How does deduplication work?

The process begins by detecting duplicates using modern cryptographic hashing algorithms and generating a unique hash per file, also known as a fingerprint. Once a duplicate is identified, it is replaced with a hard link to the other file. For any editing application that works with Strawberry (e.g. Adobe© Premiere© Pro, Avid MediaComposer…), this hard link is no different from the deleted file, as it has the same binary content. Additionally, Strawberry ensures that the hard link has the same name as the deleted file, keeping path consistency and preventing “media offline” errors. Please have a look at our website for more information.

Which requirements must a file fulfil to get deduplicated?
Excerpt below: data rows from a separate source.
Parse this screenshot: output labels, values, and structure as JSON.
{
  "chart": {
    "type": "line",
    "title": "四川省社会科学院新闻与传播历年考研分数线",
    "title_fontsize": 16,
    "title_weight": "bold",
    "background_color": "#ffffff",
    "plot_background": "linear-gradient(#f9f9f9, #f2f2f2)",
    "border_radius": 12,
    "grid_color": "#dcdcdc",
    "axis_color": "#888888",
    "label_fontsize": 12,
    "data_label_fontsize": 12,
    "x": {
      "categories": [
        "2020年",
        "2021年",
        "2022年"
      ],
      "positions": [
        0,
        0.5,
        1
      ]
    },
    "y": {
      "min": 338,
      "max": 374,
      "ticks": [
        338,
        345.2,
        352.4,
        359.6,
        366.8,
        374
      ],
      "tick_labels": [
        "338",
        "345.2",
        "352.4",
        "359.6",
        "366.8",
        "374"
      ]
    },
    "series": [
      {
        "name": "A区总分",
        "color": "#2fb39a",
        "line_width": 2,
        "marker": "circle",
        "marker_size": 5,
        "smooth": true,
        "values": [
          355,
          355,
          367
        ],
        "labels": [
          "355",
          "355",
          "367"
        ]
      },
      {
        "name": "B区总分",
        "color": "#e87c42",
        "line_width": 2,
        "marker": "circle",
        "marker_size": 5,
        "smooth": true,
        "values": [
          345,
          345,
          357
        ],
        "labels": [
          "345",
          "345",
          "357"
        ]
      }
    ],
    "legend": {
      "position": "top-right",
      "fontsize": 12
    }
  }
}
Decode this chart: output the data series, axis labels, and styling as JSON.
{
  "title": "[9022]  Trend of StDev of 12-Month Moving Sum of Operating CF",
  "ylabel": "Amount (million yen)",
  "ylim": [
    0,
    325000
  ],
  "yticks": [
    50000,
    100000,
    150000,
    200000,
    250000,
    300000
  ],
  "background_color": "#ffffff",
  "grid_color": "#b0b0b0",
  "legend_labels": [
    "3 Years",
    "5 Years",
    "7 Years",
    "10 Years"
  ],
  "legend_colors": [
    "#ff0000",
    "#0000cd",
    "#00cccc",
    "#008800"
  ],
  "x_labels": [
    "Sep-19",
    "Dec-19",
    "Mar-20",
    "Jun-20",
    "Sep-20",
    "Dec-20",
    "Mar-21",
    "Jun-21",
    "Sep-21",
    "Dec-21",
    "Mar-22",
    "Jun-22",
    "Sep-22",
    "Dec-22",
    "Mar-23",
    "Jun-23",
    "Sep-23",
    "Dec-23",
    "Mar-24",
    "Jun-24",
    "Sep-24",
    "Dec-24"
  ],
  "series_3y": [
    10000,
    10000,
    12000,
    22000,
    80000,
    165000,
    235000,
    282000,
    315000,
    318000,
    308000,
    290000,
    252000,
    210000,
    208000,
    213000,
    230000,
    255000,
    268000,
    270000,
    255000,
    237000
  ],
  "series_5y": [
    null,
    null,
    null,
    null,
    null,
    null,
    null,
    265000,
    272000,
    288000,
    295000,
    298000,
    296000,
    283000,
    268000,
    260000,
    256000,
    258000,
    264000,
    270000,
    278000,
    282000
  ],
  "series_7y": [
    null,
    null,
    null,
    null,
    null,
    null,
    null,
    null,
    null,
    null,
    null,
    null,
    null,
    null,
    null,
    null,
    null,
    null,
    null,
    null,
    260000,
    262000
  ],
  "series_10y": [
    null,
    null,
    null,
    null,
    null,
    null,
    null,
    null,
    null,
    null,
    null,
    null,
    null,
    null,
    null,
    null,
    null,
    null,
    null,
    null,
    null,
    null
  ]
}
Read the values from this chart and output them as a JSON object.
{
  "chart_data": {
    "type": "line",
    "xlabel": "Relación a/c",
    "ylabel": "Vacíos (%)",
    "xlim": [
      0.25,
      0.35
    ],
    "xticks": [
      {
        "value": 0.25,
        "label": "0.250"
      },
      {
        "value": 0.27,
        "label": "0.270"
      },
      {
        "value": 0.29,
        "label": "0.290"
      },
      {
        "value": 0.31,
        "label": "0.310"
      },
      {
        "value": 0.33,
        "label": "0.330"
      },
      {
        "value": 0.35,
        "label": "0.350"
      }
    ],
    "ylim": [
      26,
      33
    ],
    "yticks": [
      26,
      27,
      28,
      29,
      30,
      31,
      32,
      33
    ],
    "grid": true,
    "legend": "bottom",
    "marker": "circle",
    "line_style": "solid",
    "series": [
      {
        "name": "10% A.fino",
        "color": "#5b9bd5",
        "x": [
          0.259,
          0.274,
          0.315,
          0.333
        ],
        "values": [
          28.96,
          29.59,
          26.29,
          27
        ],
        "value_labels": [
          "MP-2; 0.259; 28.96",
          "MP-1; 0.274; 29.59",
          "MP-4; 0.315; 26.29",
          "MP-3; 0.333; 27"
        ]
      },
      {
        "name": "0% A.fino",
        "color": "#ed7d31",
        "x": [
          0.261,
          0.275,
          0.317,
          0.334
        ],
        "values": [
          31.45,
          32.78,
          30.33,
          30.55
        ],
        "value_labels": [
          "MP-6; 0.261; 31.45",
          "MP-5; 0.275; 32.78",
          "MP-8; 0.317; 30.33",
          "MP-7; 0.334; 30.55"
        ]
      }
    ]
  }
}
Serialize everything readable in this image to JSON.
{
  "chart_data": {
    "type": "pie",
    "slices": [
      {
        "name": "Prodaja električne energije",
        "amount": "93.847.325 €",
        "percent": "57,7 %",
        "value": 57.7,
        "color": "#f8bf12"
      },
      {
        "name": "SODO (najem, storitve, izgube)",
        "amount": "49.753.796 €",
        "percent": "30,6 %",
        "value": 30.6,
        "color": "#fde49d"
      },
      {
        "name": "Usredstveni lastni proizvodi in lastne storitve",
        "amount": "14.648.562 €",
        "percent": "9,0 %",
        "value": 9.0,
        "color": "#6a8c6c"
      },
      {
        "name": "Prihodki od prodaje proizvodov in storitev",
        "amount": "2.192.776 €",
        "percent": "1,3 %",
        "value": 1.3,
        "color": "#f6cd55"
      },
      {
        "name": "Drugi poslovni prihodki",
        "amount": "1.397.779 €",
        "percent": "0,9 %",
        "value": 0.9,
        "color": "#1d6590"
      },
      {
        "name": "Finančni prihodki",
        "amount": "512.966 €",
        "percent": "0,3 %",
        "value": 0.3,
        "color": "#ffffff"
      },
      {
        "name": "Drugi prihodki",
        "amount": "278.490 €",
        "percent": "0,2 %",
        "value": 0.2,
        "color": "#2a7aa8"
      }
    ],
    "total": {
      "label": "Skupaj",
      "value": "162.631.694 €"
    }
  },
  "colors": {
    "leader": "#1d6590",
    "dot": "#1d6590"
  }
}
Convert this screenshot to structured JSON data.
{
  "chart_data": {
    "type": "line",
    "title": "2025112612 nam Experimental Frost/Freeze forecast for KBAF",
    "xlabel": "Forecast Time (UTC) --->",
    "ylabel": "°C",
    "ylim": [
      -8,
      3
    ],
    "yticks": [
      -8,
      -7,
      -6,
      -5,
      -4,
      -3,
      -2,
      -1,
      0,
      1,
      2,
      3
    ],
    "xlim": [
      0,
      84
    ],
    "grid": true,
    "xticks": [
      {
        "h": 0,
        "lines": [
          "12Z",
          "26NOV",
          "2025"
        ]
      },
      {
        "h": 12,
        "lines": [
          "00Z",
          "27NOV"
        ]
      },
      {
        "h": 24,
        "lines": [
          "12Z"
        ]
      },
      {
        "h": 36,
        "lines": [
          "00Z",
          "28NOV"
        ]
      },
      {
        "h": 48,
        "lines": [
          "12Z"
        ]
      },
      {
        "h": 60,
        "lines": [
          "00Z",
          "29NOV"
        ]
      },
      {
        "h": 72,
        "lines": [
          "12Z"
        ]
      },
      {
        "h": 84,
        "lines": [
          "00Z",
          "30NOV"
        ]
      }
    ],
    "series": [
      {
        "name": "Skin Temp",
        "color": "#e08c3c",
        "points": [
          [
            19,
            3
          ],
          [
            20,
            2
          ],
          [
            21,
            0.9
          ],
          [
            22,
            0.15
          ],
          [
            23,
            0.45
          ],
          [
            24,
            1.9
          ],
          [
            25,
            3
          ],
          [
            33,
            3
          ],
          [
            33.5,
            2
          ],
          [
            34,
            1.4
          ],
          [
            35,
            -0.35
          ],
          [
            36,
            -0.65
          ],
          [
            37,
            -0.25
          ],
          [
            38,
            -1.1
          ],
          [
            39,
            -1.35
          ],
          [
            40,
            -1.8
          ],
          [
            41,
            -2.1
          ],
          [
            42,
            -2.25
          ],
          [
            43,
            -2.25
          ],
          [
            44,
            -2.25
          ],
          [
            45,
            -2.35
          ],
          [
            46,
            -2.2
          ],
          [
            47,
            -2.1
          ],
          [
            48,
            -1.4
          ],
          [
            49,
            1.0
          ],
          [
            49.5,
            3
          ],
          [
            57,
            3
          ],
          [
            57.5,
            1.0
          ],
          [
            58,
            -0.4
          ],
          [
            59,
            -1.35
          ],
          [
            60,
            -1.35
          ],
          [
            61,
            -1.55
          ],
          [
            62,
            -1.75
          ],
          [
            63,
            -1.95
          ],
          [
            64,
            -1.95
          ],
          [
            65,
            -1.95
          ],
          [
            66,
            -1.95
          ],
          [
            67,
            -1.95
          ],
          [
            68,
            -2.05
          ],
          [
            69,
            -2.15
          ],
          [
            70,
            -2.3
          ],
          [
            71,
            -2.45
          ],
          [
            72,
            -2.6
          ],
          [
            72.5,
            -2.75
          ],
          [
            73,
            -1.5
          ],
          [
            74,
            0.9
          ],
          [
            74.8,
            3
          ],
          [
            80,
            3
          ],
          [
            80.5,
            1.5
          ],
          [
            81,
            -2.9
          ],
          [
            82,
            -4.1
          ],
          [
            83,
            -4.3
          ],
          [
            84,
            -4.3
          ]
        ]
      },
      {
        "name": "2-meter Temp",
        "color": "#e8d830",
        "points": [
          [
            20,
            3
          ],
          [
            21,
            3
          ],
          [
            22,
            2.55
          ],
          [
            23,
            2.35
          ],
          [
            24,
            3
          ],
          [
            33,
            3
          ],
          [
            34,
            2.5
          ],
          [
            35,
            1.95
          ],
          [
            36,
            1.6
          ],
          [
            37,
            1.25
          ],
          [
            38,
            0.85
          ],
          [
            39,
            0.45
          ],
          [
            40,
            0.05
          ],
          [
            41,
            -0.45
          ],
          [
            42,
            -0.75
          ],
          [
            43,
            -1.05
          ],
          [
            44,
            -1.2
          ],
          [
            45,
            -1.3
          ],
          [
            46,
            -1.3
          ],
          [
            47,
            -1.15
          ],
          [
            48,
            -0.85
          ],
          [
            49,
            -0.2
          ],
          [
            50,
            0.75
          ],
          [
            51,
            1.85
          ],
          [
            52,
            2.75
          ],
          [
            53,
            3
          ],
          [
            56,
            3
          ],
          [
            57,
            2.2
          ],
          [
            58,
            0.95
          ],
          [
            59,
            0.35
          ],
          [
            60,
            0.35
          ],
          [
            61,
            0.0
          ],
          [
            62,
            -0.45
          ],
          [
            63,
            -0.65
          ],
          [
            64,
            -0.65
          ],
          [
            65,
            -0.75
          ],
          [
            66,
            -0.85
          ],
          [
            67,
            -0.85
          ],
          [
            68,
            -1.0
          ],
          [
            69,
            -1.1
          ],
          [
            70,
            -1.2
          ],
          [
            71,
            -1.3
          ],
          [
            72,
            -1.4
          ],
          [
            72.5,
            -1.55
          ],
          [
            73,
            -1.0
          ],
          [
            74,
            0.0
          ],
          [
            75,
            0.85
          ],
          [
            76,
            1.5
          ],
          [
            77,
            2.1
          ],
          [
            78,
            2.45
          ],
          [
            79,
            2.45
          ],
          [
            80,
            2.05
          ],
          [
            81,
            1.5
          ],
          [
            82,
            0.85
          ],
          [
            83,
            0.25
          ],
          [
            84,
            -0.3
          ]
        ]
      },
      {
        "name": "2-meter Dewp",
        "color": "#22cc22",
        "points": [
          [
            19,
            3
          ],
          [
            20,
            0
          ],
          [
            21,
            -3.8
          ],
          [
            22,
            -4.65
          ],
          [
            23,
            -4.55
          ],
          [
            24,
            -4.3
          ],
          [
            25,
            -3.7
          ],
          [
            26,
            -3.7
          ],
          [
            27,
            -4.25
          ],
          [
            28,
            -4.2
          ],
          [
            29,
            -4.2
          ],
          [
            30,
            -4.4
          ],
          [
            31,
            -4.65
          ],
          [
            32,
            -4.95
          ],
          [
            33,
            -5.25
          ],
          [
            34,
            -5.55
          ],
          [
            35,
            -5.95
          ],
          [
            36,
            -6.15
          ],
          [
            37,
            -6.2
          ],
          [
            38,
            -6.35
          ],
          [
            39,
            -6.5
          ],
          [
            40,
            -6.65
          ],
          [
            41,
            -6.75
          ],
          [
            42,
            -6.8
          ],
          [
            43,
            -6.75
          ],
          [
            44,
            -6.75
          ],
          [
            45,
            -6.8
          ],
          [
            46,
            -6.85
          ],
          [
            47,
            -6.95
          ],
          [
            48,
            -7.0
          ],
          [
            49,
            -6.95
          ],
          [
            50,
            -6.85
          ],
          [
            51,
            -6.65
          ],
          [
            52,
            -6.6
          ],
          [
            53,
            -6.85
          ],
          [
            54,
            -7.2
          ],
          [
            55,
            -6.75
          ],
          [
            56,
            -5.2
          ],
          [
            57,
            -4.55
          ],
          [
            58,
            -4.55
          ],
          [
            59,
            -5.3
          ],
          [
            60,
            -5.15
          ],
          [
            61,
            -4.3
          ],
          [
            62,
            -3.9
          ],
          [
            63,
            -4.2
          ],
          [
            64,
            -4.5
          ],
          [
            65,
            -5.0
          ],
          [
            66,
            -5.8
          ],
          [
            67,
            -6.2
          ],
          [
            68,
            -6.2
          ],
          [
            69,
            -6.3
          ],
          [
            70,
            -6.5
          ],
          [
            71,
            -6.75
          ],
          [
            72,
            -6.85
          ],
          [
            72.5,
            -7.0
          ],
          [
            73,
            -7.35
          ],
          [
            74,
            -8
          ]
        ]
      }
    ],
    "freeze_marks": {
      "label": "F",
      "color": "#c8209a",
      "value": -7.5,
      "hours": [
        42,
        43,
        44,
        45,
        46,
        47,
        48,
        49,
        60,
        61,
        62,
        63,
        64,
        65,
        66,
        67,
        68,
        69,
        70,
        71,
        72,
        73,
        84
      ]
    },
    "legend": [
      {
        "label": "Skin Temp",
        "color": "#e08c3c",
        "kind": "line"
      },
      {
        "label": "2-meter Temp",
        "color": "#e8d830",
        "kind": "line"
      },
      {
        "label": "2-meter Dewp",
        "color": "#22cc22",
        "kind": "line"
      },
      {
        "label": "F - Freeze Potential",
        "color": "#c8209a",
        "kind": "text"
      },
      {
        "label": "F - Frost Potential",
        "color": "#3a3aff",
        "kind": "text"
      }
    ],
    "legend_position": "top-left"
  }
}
The file must have been fingerprinted by Strawberry.
The file must be a duplicate, meaning it must have the same essence fingerprint as at least one other file.
The file must be on production storage in a Strawberry-managed project or in an ingest library. Files in external libraries as well as files in the archive cannot be deduplicated.
The file must be at least 1 Megabyte in size.

How often does the deduplication job run?

The deduplication job runs once per night at around 4 am server time.

When are deduplication reports generated?

Deduplication reports are generated as soon as the nightly deduplication job has deduplicated files. If the job does not deduplicate any files no new report is generated.